Las frágiles vértebras del cuello habían estallado.

Proyectiles de alta velocidad —dijo al Mediador que esperaba—. El impacto ha destruido el notocordio. Esta criatura está muerta.

El Médico y dos Marrones trabajaron frenéticamente para construir una bomba sanguínea que regase el cerebro. Fue inútil. La comunicación entre Ingeniero y Médico fue demasiado lenta, el cuerpo era demasiado extraño y apenas había equipo a mano.

Llevaron el cadáver y la pajeña de Whitbread con él al espaciopuerto controlado por su Amo. A Charlie la devolverían al Rey Pedro, ahora que la guerra había acabado. Había que efectuar pagos, repararlo todo después del combate, indemnizar a todos los Amos perjudicados; tenía que haber unidad entre los pajeños cuando llegasen los próximos humanos.

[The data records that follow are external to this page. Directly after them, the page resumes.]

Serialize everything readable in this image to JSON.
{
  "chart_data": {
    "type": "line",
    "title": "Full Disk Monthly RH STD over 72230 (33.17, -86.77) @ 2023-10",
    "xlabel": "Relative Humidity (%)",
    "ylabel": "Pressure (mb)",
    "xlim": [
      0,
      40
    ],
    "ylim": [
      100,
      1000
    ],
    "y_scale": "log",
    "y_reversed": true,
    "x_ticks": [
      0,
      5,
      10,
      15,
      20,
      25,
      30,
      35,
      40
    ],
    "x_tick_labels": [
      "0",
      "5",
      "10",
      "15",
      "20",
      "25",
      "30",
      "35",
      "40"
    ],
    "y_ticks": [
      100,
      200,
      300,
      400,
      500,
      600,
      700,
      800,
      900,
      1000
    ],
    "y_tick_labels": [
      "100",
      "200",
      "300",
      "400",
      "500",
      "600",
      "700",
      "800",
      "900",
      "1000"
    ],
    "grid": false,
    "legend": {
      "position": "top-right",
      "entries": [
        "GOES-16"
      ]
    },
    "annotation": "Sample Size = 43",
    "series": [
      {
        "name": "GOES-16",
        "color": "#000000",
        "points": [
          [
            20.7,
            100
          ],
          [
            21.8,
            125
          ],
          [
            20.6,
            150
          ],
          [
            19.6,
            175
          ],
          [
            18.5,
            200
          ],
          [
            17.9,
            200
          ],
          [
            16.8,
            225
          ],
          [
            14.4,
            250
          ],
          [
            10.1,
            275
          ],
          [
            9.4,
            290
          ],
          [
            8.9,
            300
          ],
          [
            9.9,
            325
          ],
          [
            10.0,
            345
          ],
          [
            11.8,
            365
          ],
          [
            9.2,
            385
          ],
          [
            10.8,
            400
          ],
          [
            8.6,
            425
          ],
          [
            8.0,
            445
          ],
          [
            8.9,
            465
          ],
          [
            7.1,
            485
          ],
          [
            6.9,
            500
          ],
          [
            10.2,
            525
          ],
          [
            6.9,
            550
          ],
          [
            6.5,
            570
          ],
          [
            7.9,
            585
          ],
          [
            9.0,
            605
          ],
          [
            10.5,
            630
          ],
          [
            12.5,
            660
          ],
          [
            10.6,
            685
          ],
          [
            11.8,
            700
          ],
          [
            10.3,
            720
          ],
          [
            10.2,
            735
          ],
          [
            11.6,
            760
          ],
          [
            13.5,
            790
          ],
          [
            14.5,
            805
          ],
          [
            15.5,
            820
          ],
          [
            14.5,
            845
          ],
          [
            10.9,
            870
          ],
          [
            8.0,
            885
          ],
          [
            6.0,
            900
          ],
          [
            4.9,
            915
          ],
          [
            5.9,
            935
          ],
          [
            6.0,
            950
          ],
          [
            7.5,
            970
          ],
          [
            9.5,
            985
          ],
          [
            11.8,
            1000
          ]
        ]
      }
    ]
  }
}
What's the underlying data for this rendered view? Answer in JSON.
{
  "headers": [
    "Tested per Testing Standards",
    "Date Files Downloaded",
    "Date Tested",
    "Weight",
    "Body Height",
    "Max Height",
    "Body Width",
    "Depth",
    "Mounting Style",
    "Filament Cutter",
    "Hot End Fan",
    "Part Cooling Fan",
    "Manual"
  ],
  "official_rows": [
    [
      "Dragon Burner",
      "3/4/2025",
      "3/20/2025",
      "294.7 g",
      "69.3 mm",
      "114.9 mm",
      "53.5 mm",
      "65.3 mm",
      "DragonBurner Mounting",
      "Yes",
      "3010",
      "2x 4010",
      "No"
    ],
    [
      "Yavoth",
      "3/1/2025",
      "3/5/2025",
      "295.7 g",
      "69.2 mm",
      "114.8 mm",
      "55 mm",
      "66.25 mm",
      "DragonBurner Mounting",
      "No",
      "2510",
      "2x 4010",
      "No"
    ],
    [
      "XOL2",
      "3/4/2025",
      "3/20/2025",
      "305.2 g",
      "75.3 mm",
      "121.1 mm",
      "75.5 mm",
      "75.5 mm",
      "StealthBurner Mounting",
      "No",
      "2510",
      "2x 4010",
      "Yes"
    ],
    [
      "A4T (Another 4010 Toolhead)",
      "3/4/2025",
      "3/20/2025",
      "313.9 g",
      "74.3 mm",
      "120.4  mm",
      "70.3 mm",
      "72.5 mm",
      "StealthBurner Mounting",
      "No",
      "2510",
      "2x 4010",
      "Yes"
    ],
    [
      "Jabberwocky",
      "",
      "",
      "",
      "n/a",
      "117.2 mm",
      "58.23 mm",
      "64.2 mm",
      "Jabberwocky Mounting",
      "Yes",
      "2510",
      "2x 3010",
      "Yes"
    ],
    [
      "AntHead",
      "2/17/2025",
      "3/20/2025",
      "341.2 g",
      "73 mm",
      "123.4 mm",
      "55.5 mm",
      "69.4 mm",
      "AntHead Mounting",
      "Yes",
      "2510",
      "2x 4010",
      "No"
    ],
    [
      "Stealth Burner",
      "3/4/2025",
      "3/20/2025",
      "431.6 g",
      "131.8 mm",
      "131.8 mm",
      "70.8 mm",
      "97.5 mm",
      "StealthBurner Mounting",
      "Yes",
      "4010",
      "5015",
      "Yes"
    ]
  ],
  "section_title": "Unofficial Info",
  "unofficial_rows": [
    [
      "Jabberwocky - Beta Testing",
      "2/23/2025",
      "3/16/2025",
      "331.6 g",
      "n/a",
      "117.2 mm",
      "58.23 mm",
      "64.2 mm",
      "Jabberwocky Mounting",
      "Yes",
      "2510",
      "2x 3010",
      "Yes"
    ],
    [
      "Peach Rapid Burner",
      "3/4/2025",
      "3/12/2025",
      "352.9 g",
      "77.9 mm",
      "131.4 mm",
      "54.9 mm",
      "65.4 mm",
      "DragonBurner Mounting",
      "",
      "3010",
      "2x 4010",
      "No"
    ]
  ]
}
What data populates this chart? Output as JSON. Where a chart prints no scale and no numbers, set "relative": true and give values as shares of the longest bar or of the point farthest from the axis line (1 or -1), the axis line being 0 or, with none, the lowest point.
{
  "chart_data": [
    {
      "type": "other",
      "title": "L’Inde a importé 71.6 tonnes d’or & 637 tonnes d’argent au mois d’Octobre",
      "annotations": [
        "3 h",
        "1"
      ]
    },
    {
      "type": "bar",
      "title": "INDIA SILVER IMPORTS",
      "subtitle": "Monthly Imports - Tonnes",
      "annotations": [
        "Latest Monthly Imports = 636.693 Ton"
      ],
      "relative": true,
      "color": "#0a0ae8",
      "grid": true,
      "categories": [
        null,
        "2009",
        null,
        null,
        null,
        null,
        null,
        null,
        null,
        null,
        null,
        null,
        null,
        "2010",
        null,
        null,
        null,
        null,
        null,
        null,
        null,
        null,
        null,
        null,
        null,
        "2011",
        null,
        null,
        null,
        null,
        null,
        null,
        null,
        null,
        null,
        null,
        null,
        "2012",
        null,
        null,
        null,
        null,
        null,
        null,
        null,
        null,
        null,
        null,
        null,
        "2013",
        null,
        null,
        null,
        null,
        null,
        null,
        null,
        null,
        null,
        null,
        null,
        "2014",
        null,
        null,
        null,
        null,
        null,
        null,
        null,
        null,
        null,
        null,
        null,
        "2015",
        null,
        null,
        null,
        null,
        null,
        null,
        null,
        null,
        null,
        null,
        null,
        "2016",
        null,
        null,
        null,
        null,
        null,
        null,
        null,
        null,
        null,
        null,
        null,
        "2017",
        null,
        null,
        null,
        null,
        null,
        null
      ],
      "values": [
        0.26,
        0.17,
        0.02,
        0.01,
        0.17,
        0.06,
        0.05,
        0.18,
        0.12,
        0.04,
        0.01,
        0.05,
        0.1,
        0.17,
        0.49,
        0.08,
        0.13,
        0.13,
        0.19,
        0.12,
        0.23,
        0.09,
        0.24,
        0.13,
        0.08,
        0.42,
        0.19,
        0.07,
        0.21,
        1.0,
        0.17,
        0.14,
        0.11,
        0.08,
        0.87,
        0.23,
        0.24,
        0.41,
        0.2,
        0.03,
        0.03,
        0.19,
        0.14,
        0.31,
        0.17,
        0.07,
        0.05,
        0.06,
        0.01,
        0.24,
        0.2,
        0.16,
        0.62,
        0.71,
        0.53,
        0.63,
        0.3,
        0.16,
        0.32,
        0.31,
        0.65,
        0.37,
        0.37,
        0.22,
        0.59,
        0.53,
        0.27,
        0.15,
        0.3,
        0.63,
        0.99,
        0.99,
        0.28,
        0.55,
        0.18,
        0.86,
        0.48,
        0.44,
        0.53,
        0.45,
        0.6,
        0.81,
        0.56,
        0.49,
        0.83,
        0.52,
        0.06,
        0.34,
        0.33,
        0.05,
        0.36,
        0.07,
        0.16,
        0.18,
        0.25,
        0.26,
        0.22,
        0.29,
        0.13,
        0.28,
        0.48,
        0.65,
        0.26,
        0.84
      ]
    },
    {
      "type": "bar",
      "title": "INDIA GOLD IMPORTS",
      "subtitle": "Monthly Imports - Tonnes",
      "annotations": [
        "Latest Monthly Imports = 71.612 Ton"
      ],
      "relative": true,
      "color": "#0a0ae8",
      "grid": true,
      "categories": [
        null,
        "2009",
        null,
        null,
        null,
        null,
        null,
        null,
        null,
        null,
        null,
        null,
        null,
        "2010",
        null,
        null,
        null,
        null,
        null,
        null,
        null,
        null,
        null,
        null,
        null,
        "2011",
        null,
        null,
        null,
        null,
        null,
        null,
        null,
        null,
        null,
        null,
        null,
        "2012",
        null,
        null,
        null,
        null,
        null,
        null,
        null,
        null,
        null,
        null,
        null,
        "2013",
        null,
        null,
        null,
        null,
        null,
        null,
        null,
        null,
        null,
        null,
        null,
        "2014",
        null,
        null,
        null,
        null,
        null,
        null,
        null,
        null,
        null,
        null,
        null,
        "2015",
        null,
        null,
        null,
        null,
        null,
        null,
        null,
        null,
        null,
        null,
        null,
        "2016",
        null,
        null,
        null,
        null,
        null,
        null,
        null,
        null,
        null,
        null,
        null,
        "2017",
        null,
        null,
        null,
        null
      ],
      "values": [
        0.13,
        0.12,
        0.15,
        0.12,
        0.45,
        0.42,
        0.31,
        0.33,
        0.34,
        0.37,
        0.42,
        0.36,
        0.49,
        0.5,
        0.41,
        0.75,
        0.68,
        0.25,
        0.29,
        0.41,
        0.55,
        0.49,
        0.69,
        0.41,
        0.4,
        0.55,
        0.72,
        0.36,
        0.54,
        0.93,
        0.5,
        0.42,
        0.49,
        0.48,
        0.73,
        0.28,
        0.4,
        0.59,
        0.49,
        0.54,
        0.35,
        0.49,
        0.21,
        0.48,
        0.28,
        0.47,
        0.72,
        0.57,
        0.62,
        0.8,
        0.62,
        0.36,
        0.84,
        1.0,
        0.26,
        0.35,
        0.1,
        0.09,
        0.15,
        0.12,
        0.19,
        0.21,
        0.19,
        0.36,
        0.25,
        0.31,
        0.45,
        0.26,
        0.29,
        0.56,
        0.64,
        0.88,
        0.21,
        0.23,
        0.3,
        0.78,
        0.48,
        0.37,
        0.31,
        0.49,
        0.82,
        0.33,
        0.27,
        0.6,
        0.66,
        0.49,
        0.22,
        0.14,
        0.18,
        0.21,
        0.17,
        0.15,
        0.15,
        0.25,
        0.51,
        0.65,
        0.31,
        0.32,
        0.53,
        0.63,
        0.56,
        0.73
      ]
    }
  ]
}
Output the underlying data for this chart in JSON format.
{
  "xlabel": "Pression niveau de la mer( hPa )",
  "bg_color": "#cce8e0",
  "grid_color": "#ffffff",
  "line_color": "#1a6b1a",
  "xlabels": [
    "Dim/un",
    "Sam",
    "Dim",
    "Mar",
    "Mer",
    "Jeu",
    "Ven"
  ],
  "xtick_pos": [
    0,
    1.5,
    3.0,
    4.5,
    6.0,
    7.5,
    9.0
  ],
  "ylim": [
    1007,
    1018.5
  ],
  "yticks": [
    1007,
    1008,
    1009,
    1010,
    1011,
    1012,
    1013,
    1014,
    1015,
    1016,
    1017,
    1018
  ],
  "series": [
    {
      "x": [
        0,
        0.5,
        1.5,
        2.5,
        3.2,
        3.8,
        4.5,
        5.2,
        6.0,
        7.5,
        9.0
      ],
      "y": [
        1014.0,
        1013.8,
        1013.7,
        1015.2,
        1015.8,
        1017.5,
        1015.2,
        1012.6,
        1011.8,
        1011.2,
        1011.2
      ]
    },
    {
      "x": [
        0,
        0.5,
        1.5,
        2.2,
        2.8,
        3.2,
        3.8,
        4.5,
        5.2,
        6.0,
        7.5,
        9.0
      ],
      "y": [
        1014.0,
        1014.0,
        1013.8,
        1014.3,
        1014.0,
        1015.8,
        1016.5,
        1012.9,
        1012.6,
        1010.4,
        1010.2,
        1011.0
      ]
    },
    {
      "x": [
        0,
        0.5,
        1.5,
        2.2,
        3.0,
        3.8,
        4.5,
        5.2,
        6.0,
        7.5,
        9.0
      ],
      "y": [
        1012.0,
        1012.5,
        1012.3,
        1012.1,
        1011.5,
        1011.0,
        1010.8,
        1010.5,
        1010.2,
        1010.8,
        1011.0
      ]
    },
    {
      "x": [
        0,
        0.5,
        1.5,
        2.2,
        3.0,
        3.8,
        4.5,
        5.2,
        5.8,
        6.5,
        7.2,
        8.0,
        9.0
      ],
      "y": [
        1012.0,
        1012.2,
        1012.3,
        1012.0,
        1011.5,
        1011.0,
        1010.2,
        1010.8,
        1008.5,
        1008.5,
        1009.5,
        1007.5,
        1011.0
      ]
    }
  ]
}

El Amo nunca supo, ni sus hijas blancas lo sospecharon jamás. Pero entre sus otras hijas, las Mediadoras marrón-y-blanco que la servían, se murmuraba que una de sus hijas había hecho lo que ningún Mediador en todos los Ciclos. Cuando los Guerreros se lanzaban sobre aquel extraño humano, la pajeña de Whitbread le había tocado, no con las suaves manos derechas, sino con la poderosa mano izquierda.

Fue ejecutada por desobediencia y murió sola. Sus hermanas no la odiaban, pero no podían hablar con alguien que había matado a su propio Fyunch(click).